Le voyageur qui débarque à Cefalù, à quelques cinquante kilomètres à l’est de Palerme, est frappé par deux choses.
Tout d’abord la Rocca, un promontaire calcaire de 270 mètres de hauteur, dominant la ville comme une verrue ou plus noblement une tête d’escargot, cette dernière analogie ayant peut-être donné, d’après le grec Kephaloidion dérivé de képhalos, tête, son nom à la vielle cité. La Rocca est certainement spectaculaire, mais à peine moins remarquable que l’accent grave qui surmonte, tel un chapeau de carnaval, le U final de Cefalù.

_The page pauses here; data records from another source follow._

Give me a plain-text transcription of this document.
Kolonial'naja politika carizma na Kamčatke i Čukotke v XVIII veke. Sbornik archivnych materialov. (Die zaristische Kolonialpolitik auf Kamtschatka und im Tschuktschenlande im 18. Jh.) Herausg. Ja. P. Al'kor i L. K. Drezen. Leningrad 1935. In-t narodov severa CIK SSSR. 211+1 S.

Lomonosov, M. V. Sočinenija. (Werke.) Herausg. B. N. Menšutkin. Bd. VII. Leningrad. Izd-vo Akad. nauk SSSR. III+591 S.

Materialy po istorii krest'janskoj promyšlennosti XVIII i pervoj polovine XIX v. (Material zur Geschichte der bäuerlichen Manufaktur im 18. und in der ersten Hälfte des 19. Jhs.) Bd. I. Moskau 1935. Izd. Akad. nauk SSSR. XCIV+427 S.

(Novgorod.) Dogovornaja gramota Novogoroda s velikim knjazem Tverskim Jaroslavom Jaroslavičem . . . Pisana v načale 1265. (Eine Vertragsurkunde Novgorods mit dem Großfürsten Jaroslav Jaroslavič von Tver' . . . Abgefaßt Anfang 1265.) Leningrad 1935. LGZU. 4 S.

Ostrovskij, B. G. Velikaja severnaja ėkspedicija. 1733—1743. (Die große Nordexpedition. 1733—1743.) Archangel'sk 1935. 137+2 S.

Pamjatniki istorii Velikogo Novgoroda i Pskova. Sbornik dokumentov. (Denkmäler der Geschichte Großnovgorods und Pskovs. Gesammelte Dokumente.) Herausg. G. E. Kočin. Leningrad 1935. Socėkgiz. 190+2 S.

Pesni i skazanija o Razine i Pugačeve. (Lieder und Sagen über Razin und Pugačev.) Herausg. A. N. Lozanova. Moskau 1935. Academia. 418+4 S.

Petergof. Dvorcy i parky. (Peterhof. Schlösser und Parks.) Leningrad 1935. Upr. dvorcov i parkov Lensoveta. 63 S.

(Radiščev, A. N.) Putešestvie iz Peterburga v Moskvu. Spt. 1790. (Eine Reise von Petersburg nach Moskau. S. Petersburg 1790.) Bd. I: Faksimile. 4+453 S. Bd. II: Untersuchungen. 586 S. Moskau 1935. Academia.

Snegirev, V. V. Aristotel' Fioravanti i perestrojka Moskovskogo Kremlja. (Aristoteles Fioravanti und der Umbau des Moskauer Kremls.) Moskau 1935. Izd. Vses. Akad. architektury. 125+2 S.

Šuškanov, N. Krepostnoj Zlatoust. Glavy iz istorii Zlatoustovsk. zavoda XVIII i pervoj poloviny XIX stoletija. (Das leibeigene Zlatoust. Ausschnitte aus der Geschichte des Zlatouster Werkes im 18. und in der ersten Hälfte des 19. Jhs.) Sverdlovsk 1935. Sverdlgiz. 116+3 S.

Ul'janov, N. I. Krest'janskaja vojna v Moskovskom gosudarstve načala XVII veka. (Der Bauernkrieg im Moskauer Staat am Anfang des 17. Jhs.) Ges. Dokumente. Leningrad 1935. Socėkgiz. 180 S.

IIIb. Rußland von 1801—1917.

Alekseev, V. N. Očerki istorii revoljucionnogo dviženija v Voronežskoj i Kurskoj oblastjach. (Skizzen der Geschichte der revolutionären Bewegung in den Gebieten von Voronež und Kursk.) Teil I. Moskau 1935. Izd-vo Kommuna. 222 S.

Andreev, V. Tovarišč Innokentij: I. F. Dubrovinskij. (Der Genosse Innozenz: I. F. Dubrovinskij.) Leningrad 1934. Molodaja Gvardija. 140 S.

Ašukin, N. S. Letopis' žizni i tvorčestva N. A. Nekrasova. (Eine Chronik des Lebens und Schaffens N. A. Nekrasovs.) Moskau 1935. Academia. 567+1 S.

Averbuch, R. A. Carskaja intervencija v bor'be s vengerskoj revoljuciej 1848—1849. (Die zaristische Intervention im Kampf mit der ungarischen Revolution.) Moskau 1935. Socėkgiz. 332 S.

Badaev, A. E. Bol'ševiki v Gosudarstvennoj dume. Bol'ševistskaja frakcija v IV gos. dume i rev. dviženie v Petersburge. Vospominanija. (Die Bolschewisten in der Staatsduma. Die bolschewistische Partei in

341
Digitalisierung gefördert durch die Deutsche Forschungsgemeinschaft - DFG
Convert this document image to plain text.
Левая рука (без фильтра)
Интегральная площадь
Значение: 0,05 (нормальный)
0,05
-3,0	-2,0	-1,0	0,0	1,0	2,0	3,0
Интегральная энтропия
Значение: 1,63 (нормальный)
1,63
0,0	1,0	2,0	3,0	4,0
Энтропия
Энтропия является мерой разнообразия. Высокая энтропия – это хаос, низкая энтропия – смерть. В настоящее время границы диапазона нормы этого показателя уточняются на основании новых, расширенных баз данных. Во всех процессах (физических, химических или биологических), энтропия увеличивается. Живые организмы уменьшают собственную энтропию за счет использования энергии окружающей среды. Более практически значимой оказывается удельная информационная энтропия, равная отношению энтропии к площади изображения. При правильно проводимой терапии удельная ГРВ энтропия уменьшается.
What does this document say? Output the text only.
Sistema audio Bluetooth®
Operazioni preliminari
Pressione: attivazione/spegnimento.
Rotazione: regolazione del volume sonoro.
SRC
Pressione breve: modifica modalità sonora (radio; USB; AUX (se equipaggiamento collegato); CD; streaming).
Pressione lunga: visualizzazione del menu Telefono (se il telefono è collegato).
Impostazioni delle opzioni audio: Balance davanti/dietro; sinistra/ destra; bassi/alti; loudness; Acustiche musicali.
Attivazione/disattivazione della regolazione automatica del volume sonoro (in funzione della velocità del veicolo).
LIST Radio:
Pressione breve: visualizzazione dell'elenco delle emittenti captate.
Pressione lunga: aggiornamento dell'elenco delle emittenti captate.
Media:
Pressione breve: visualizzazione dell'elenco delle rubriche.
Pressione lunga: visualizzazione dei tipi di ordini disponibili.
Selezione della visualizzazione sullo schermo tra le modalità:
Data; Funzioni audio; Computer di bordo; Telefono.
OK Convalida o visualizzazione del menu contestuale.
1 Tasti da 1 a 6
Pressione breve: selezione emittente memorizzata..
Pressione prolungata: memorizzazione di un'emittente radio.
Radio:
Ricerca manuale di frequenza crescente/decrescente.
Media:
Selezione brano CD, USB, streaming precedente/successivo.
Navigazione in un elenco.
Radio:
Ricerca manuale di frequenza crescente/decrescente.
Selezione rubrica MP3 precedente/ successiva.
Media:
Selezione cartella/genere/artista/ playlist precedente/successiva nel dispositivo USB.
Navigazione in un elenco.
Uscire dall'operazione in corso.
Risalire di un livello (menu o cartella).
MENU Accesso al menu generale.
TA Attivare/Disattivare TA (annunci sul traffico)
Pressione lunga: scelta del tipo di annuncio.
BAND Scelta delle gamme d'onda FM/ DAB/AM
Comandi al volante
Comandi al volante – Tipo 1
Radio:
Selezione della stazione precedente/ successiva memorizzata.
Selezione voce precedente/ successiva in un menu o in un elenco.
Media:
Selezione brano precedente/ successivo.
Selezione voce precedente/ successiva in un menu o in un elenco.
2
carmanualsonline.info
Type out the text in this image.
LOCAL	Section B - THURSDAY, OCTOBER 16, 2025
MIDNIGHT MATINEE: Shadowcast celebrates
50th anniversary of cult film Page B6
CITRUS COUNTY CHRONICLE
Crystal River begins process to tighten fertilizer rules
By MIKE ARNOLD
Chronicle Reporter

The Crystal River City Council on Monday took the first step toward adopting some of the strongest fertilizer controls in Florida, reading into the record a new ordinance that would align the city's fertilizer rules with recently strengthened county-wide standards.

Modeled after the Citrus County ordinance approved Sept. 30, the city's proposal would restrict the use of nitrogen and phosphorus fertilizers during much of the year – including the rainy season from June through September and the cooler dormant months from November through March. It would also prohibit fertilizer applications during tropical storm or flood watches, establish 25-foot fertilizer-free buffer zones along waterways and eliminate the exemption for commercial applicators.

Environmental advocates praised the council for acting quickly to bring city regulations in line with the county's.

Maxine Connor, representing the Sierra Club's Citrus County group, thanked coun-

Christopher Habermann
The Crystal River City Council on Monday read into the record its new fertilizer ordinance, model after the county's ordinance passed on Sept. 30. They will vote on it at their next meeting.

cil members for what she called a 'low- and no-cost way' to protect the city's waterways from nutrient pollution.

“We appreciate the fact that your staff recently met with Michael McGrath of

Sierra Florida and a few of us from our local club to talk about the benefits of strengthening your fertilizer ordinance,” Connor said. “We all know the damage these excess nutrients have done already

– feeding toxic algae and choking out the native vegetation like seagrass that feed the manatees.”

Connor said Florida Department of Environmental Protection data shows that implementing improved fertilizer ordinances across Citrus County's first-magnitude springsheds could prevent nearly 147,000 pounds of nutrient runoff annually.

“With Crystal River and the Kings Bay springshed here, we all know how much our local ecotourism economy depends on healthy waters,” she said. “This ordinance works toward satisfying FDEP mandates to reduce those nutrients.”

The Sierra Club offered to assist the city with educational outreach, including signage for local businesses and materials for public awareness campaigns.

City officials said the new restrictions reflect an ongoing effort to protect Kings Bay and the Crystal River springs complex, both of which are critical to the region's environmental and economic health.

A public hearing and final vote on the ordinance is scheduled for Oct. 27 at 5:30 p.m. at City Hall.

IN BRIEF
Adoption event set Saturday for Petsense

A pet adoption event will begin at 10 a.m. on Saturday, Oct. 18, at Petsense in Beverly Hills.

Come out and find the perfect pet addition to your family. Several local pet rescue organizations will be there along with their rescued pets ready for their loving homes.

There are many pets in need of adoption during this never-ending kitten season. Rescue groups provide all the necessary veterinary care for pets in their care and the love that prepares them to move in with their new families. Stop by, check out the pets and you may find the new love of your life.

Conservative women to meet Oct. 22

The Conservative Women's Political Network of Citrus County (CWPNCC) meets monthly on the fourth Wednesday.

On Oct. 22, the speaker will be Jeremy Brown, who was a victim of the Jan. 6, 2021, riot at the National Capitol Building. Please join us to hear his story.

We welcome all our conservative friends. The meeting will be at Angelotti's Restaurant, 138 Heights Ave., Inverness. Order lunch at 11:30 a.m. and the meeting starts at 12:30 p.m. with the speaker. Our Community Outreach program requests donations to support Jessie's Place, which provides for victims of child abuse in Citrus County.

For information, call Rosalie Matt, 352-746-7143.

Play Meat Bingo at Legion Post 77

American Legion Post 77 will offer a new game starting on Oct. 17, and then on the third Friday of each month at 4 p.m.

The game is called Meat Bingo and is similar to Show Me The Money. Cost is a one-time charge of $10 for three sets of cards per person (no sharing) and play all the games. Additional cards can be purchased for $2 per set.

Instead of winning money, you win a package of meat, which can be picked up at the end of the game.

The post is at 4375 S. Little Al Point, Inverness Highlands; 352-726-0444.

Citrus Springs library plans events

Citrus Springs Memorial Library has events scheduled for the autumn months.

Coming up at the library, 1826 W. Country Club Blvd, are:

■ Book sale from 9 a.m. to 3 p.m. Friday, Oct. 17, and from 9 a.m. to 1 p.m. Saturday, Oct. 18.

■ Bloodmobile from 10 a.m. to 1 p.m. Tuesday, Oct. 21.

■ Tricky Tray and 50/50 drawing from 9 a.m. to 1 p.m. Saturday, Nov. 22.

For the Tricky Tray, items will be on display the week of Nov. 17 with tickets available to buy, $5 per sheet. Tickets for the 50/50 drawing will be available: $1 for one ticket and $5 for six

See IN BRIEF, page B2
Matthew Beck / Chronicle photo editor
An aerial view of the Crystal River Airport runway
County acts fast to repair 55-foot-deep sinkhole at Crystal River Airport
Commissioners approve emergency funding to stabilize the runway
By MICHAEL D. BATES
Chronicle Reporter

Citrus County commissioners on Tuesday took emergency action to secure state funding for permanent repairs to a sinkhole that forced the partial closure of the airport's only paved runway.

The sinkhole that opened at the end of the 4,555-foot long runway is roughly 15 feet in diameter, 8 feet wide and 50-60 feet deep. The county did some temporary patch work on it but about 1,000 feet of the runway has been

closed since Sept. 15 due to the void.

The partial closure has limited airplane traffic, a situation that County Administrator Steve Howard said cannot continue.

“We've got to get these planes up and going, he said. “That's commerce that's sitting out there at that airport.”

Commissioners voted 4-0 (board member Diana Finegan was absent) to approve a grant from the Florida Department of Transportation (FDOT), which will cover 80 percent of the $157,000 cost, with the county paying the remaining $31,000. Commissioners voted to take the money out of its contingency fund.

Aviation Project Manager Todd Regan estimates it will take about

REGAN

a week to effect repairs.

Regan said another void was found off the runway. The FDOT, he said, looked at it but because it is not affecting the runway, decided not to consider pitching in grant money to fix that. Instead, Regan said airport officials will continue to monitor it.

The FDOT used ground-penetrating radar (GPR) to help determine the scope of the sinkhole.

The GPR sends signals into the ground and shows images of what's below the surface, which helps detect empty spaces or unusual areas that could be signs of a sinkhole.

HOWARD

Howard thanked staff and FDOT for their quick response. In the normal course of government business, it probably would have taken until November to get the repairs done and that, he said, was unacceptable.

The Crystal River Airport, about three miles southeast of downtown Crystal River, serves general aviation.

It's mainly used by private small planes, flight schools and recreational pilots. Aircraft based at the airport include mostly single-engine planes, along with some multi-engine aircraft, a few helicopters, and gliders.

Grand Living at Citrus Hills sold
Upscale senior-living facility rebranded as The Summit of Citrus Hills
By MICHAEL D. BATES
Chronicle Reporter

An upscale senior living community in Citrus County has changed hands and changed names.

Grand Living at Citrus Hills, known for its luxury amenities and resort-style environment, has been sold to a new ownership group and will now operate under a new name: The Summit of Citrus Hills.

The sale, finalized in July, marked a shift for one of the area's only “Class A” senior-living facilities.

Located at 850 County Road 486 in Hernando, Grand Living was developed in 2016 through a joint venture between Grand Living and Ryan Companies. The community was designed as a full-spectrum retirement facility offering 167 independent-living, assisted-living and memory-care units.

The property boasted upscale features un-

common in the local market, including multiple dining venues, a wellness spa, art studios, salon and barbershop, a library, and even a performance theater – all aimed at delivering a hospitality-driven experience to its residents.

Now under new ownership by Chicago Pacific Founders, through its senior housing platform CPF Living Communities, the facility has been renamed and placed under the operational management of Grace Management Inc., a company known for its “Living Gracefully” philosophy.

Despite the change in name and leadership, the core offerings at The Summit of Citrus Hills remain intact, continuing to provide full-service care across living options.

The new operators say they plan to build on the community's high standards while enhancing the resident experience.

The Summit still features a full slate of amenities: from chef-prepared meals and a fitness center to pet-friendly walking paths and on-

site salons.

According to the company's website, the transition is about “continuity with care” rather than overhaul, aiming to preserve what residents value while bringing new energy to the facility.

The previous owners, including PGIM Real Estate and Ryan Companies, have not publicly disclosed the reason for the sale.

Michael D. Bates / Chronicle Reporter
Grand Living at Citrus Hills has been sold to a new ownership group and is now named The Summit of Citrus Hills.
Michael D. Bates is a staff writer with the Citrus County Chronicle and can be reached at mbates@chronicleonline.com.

La lettre isolée U se prononçant toujours ou en italien, quelle est son utilité? Existe-t-il des U accent aigu? J’en cherche encore, mais ce n’est pas ma première perplexité face à l’italien, une langue supposément facile qui se révèle à l’usage, comme les couloirs d’un château médiéval, semée d’oubliettes et de chausse-trappes.
Quoi qu’il en soit, le voyageur tirant sa valise à roulettes vers le centre de Cefalù tombe bientôt sous le charme d’une petite ville extraordinaire. Ce n’est pas parce qu’un lieu charmant devient touristique qu’il cesse d’être charmant. Du moins, pas tout de suite. Il existe une période de grâce pendant laquelle les deux états peuvent cohabiter, notamment en basse-saison. En arpentant les rues étroites de la vieille ville, en s’introduisant dans les passages obscurs qui séparent des pâtés de maison dont certains semblent dater des Croisades, le voyageur ressent un authentique frisson, d’autant plus que les locaux traitent l’invasion planétaire avec un sain mépris. Curieusement, dans cet espace traversé par des bipèdes parlant plus de vingt langues internationales, les habitants de Cefalù semblent trouver moyen de mener une existence presque normale, peut-être parce qu’ils tirent l’essentiel de leur subsistance des retombées, que ces dernières soient des factures de restaurant, de boutiques ou de services.
Le tout est peut-être favorisé, en cette éternelle fin de saison dystopique, par un temps estival, vingt-quatre, vingt-cinq, vingt-six, vingt-sept degrés, qui n’en finit plus de finir. La mer est chaude, les itinérants numériques se font toujours rôtir sur la spiaggia, le soir venu tout un chacun déguste son Spritz Aperol ou son negroni en manches courtes sur la place du Duomo.
Mais le climat n’est qu’accessoire. Ce qui joue et ce qui jouait il y a deux mille ans, c’est la beauté des lieux, l’extraordinaire convergence de ce rocher, de cette plage, de ces montagnes, de cette mer sur la côte nord de la Sicile, à quelques dizaines de kilomètres de ce Mordor qu’est Pazzolermo, Palerme la folle.
Lawrence Durrell, le grand écrivain irlando-britannique, dont Le Quatuor d’Alexandrie constitue toujours, à mon avis, un des plus grands cycles romanesques du vingtième siècle, a publié en 1961 un livre intitulé Cefalu. L’auteur ayant dérivé vers la fin vers des considérations ésotériques qui annoncent, comme l’œuvre de Kerouac, le psychédélisme, le livre raconte un voyage initiatique où apparaît cet archétype méditerranéen, le Minotaure. Cefalù, la ville où a été tourné le chef d’œuvre Cinema Paradiso, semble ne pas pouvoir échapper à son pouvoir d’évocation. J’y passe quelques jours bienheureux en me disant que, malgré tout, j’aimerais y revenir.
Pourquoi? Je ne sais pas. Il y a certainement le bruit de la mer en bas sur la plage. Il y a ce rocher en forme de verrue et cet accent grave sur le U. Il y a aussi tous ces gens qui déambulent, qui mangent, qui prennent l’apéro les yeux fixés sur l’écran de leur smartphone. Je tu il nous sommes tous ce soir à Gaza, à Bruxelles ou aux États-Unis où – notez l’accent grave – sévit le Triste Soron aux cheveux oranges. Nous ne lisons pas Durrell, nous dansons sur le fil de l’extinction, dans cet été anormal qui n’en finit plus.
Quand il n’y aura plus de smartphones, d’accents graves, de bombes ou de roquettes tuant des civils palestiniens, juifs ou autres, il restera toujours la Rocca.